Dans la troisième contribution, Comparer des genres de discours en français et en japonais : questionnements théoriques et méthodologiques (pp. 86-113), Chantal CLAUDEL examine les outils théoriques et méthodologiques visant à bien conduire une analyse comparative sur les genres au sein de communautés linguistiques éloignées. L’étude de cas présentée relève du traitement des deux genres de l’interview dans la presse écrite et du courrier électronique à titre personnel au sein des communautés française et japonaise. Pour ce faire, la notion de genre de discours est rapportée à son objet d’étude, dont sont mis en évidence les principes d’identité et de différence et donc son instabilité, dans le cadre du Cercle de Bakhtine et en tant que tertium comparationis. L’objectif est de comprendre si des productions provenant de sphères éloignées permettent de dégager une portée transculturelle des deux genres de discours examinés. La linguistique de l’énonciation dans la sphère francophone est l’approche théorique qui sous-tend l’analyse de l’interview de presse sous les angles sociologique et socio-psychologique, à partir de laquelle l’auteure relève qu’une hétérogénéité des formes de subjectivité fait l’objet des deux systèmes. En revanche, ce sont les théories de la politesse issues des mondes anglo-saxons qui sous-tendent l’analyse des formules et des rituels dans les courriers électroniques et qui permettent de comparer des comportements socialement orientés. Une analyse multi-niveau de la politesse dans les courriels à partir de leurs séquences d’ouverture et de clôture, avec les actes de langages et les marquages linguistiques de politesse et de civilité correspondants dans les deux langues, complète cette étude sur les visions asiatique et occidentale de la politesse, à partir de laquelle émerge la nécessité d’accéder aux données à analyser par une démarche comparative en vue d’un traitement identique des unités qui les composent.
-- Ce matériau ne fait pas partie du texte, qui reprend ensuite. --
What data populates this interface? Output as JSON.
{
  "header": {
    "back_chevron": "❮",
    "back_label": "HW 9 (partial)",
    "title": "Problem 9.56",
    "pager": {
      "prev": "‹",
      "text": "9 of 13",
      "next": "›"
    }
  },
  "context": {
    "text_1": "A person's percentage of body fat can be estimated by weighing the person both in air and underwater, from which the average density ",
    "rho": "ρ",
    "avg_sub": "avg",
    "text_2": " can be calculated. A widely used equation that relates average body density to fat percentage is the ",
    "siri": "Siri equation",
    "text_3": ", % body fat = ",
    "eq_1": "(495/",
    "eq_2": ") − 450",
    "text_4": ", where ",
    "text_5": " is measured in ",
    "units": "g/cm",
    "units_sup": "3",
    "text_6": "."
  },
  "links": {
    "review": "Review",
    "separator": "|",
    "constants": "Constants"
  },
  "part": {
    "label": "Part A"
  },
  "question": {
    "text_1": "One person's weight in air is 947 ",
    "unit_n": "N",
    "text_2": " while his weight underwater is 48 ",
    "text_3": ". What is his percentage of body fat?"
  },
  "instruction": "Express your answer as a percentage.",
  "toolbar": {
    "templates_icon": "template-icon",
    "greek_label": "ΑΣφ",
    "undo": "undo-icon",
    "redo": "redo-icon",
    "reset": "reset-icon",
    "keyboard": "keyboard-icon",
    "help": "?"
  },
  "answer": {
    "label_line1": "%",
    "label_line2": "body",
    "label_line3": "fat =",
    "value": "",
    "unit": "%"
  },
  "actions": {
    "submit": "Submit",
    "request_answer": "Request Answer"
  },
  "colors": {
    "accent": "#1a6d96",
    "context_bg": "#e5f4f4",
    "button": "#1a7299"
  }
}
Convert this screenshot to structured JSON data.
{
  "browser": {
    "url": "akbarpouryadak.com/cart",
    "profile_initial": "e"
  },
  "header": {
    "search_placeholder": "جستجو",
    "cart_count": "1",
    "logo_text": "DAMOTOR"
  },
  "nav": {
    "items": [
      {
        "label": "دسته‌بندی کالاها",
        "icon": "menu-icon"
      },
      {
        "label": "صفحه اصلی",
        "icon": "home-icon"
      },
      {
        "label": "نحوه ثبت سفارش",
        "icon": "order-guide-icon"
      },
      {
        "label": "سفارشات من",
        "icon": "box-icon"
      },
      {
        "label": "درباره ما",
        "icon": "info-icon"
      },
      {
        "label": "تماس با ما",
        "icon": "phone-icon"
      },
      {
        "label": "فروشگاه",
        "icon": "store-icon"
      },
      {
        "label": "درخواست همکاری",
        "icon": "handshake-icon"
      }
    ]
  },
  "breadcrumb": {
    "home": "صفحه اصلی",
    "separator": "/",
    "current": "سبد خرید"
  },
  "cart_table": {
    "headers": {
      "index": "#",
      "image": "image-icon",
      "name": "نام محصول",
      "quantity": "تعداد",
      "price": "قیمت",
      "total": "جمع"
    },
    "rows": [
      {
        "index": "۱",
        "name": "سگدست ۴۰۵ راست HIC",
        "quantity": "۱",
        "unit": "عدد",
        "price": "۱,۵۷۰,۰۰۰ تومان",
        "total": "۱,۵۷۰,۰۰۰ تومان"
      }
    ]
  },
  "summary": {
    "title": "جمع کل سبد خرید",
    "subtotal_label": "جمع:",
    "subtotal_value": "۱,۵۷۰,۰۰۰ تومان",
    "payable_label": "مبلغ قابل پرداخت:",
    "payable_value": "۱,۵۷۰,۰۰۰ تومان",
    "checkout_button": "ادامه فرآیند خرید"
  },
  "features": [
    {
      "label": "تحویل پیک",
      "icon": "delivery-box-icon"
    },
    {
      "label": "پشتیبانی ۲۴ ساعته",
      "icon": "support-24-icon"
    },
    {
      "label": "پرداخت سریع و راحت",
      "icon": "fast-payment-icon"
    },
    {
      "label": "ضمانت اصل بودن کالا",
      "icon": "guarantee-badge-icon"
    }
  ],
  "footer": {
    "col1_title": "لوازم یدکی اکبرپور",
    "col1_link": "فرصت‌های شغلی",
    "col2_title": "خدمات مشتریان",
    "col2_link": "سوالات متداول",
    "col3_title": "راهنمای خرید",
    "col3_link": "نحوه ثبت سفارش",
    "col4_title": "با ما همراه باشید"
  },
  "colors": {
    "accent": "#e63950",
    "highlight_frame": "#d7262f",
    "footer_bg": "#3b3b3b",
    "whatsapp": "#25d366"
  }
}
La deuxième section, L’articulation langue et culture (pp. 88-167) se compose de deux contributions. Dans la première, L’analyse du discours contrastive et les discours professionnels (pp. 117-136), Geneviève TREGUER-FELTEN propose une analyse de corpus parallèles à partir de documents publiés dans le domaine professionnel par des entreprises qui ont recours à l’anglais lingua franca à côté de « leur » langue ; d’où des versions « bi-textes » traduites en anglais pour convaincre leurs publics. Une démarche traductive « cibliste » est à l’origine de ces versions via des transpositions culturelles qui s’imposent par le fait de vouloir reproduire pour le public visé l’effet voulu par le texte source. L’approche théorico-méthodologique transdisciplinaire adoptée s’inscrit dans l’abduction et dans l’ADF à visée ethnographique pour identifier les univers de travail représentés et les différences qui découlent de l’observation des différences constatées au niveau managérial. Sur l’exemple du « micro-genre » professionnel des chartes éthiques rédigées et diffusées par un groupe industriel français en version bilingue français-anglais (angloaméricain) adressées à ses personnels disséminés dans le monde entier, et de leurs documents préparatoires de travail, le va-et-vient entre ces deux types de documents souligne, selon l’auteure, des approches culturelles qui résultent de deux mondes différents en présence, dont les dissemblances se reflètent sur les langues-cultures des sujets qui s’en servent. A partir des désignations dans les deux types de documents et des verbes utilisés, il émerge que la Direction du groupe oscille entre l’intention de contraindre et celles de chercher à convaincre. Enfin, l’analyse des deux univers professionnels anglais états-unien et français permet à TREGUER-FELTEN de relever qu’il est impossible de s’abstraire du contexte linguistico-culturel en dépit de la volonté de produire des documents « identiques » servant les mêmes intérêts managériaux. D’où l’importance, par le biais de l’ADC, de montrer des formulations représentatives d’une vision du monde qui est parfois inconnue aux sujets locuteurs natifs qui s’en servent.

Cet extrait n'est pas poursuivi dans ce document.